112 singles chronology
|  | "Only You" (1996) | "Come See Me" (1996) |

The Notorious B.I.G. singles chronology
| "Get Money" (1996) | "Only You" (1996) | "You Can't Stop the Reign" (1996) |

Mase singles chronology
|  | "Only You (Bad Boy Remix)" (1996) | "Can't Nobody Hold Me Down" (1997) |

Music video
- "Only You" on YouTube

= Only You (112 song) =

"Only You" is the debut single by R&B group 112, from their 1996 self-titled debut album released by Bad Boy Records. Both the original and the remix were released as singles, in May and July 1996 respectively. Q, Slim, and Mike share lead vocals on both versions of the song. The original features The Notorious B.I.G., and the remix features both B.I.G. and Mase. The original samples the riff from "I Get Lifted" by KC and the Sunshine Band.

The Stevie J and Sean Combs produced song reached number one on two of Billboard's charts: Hot Dance Singles Sales and Hot R&B/Hip-Hop Airplay. The song made its debut at number thirteen on the Billboard Hot 100 on July 27, 1996, spending 39 weeks total on the chart.

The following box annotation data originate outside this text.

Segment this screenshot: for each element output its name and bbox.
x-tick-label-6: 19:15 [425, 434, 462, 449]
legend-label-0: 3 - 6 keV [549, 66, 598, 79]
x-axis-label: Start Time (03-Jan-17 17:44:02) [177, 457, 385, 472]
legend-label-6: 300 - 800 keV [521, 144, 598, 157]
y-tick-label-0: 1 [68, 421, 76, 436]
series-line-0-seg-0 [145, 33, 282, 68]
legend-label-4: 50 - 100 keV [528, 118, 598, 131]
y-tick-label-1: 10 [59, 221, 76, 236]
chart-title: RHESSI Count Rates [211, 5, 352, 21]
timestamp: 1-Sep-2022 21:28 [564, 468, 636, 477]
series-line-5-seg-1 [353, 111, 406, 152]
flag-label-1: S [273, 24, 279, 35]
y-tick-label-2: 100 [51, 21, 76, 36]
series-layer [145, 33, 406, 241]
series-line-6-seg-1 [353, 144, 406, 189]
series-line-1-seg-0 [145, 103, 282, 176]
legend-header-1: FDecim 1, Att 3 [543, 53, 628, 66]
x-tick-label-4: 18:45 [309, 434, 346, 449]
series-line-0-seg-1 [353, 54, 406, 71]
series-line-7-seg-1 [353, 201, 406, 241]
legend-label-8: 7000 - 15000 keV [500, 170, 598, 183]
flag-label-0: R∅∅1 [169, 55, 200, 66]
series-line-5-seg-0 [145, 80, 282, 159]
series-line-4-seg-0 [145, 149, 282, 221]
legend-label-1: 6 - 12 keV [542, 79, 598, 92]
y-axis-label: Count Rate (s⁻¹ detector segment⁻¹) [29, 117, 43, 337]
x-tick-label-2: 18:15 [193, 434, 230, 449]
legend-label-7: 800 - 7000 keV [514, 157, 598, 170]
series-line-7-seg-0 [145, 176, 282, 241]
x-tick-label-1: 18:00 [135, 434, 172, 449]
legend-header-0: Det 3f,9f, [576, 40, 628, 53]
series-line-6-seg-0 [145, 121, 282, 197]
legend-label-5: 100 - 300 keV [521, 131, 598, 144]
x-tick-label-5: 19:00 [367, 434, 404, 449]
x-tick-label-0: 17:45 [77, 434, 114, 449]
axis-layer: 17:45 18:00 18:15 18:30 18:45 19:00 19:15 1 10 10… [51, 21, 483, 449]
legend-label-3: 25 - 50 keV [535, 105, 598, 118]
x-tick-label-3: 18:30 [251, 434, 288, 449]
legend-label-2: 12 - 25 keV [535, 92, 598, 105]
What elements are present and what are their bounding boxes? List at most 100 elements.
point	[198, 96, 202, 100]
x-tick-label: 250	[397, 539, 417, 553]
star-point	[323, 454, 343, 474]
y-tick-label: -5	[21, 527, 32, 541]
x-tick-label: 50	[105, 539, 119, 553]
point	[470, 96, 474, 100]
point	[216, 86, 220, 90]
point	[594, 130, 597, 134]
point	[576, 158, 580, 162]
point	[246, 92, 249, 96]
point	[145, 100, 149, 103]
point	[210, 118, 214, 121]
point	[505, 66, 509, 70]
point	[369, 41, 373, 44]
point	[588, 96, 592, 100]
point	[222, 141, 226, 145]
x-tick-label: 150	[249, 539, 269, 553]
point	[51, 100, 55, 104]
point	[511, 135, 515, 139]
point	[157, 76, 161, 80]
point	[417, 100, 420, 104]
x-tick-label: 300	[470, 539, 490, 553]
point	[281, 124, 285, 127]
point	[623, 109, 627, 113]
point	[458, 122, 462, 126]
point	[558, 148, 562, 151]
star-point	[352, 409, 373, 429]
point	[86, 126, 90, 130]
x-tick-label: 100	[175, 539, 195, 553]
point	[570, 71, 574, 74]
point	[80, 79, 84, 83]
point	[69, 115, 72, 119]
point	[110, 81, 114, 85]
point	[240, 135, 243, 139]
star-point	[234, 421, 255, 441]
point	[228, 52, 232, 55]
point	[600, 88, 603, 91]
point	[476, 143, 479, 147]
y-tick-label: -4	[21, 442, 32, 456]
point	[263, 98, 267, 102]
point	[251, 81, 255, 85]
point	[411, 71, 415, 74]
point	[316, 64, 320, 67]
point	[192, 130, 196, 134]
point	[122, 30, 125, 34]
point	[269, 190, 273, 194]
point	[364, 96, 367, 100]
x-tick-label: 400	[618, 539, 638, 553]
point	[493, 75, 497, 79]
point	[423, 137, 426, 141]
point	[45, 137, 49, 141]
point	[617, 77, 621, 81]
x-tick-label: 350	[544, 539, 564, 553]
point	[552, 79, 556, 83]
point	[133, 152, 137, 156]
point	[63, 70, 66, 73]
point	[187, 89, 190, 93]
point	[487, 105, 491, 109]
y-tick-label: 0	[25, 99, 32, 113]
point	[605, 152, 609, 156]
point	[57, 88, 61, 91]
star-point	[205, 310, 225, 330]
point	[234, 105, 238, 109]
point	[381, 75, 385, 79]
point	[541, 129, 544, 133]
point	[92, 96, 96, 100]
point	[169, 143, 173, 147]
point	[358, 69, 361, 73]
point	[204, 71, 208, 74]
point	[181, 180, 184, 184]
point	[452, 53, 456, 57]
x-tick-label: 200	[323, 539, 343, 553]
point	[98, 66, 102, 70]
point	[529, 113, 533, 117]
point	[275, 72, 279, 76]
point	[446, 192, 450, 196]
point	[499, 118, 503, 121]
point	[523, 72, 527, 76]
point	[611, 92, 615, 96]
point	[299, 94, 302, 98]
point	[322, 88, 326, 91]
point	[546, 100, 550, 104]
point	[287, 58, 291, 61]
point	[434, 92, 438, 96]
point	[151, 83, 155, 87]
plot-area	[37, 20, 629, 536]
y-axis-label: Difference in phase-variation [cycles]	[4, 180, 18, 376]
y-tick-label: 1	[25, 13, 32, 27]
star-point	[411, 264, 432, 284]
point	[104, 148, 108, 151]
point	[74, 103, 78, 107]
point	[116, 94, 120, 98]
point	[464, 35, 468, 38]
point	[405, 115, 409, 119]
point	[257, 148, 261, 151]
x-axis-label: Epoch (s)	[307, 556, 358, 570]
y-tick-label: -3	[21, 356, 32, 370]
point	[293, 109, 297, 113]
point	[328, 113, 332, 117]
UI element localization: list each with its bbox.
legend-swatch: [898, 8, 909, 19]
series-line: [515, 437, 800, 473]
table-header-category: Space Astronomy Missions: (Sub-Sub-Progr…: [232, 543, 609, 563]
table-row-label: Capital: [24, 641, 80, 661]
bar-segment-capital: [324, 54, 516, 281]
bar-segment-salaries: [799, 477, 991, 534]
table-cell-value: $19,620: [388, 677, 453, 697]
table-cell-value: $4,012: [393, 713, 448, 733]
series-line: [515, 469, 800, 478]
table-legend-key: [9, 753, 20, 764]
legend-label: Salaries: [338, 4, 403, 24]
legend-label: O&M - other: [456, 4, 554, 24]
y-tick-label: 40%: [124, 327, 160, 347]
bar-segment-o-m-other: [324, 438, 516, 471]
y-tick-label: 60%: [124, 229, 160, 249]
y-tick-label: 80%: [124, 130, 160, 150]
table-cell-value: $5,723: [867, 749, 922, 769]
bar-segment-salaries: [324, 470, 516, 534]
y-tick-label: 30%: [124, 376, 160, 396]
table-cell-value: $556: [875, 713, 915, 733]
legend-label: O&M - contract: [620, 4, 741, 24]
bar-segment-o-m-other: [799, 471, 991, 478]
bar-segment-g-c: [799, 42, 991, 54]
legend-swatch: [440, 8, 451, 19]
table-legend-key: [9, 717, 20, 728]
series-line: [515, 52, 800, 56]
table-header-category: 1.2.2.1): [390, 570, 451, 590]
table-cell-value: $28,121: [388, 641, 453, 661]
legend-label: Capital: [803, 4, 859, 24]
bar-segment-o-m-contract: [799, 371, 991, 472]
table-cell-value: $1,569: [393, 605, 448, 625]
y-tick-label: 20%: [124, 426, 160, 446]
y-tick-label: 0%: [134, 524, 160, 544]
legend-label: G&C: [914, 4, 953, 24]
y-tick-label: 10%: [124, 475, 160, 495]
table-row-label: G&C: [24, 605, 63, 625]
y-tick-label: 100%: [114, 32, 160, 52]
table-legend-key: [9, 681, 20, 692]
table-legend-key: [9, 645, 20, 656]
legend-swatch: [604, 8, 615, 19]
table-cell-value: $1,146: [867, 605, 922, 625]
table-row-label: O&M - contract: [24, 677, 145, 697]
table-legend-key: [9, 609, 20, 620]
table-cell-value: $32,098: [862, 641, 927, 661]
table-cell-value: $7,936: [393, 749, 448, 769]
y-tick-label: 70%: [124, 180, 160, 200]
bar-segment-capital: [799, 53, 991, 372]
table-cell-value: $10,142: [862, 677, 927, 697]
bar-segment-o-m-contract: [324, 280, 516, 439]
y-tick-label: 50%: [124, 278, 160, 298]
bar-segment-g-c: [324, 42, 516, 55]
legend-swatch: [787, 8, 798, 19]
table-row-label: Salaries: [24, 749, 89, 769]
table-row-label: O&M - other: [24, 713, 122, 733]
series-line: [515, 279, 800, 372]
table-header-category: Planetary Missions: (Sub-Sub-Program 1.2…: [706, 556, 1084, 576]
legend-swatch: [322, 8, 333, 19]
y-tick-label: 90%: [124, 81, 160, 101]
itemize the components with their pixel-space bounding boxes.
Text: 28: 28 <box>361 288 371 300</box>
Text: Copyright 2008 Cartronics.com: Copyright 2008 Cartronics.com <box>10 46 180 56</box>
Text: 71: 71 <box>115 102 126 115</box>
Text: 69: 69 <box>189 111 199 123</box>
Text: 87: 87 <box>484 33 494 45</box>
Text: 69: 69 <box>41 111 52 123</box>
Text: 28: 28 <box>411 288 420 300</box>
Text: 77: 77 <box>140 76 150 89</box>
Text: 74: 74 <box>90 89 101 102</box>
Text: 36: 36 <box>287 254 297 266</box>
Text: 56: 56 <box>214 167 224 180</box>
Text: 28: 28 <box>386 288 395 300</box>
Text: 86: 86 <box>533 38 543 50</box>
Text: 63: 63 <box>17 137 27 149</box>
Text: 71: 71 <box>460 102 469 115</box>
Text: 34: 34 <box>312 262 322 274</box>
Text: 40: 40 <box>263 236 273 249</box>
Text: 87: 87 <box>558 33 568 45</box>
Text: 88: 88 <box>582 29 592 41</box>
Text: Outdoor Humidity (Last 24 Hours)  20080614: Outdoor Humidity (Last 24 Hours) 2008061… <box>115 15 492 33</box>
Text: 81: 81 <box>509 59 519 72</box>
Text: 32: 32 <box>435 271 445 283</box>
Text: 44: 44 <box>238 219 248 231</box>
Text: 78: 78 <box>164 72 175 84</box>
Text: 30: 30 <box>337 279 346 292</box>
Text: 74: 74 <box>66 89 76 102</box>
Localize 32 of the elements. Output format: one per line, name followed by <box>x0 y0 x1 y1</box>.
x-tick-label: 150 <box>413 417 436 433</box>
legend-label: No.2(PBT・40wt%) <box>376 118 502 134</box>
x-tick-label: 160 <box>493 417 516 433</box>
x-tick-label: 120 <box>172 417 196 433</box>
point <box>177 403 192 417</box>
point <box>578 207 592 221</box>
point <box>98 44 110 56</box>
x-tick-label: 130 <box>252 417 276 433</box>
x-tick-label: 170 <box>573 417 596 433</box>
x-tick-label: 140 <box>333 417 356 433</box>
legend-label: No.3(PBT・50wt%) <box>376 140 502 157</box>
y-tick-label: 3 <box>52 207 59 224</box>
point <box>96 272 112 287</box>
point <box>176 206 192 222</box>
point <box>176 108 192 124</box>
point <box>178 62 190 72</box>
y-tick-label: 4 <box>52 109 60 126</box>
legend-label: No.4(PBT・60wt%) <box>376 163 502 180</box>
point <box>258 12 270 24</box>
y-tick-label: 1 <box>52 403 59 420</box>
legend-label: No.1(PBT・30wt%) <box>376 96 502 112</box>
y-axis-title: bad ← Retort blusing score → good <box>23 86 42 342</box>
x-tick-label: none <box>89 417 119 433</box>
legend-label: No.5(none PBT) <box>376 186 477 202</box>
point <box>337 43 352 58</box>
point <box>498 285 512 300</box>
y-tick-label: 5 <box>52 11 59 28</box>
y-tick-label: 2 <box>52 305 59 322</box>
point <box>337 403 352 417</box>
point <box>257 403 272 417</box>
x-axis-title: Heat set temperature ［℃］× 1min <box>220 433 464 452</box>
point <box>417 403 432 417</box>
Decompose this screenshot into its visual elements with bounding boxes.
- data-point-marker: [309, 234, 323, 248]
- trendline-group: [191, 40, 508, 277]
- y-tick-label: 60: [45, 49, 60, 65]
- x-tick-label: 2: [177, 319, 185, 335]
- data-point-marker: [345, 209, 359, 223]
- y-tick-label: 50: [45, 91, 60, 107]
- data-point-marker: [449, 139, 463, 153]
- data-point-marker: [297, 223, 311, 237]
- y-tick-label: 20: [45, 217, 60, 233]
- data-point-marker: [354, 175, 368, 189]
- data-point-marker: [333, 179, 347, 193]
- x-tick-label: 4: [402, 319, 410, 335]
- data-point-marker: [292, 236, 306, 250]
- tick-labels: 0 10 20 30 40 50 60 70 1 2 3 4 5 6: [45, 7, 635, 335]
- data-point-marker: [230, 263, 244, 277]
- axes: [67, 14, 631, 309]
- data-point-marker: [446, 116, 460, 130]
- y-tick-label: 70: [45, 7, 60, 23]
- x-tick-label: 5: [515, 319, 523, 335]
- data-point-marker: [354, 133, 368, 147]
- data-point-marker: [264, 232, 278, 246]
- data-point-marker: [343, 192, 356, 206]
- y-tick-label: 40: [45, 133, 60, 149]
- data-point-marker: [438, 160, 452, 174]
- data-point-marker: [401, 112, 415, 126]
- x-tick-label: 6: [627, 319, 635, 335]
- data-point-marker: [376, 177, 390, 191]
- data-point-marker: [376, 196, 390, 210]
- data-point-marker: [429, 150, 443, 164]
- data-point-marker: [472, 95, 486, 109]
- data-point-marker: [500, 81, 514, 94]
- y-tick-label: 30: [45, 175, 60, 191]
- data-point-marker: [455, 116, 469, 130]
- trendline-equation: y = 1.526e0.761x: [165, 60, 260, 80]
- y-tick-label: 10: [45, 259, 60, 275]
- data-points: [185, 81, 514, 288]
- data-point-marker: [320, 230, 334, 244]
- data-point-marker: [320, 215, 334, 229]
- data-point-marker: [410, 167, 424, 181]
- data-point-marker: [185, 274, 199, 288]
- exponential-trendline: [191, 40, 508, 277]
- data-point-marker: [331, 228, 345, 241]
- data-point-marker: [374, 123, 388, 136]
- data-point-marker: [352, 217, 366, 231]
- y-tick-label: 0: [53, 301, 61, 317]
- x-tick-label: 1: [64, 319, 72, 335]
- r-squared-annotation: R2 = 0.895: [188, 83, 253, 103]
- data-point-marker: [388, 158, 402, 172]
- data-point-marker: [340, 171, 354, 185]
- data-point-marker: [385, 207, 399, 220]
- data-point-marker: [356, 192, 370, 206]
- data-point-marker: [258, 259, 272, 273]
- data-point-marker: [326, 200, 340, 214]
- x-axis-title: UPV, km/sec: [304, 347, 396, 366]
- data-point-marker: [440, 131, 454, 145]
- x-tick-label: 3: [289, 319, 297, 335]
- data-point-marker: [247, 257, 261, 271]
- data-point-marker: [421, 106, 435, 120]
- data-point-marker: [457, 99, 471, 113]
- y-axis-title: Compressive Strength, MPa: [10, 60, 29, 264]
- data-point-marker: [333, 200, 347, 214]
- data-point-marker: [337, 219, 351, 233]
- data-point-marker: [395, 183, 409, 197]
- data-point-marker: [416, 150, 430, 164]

The group performed the song during their guest appearances on the UPN sitcom Moesha, appearing in the episodes "Friends" (1996) and "The List" (1996).

==Music video==
The music video was directed by Hype Williams and shot in the heart of Times Square. It features 112, Notorious B.I.G., Puff Daddy, and newly signed Bad Boy artist at the time, Mase, rapping in front of a crowd. Cameos are made by Lil' Cease, Stevie J, and Keisha from Total.

==Charts==
===Weekly charts===

| Chart (1996) | Peak position |
|---|---|
| Australia (ARIA) | 53 |
| Canada (Nielsen SoundScan) | 18 |
| New Zealand (Recorded Music NZ) | 43 |
| US Billboard Hot 100 | 13 |
| US Dance Singles Sales (Billboard) | 1 |
| US Hot R&B/Hip-Hop Songs (Billboard) | 3 |
| US Rhythmic Airplay (Billboard) | 13 |

===Year-end charts===

| Chart (1996) | Position |
|---|---|
| US Billboard Hot 100 | 34 |
| US Hot R&B/Hip-Hop Songs (Billboard) | 7 |

==Certifications==

| Region | Certification | Certified units/sales |
| New Zealand (RMNZ) | Platinum | 30,000^{‡} |
| United Kingdom (BPI) | Silver | 200,000^{‡} |
| United States (RIAA) | Gold | 500,000 |
^{‡} Sales+streaming figures based on certification alone.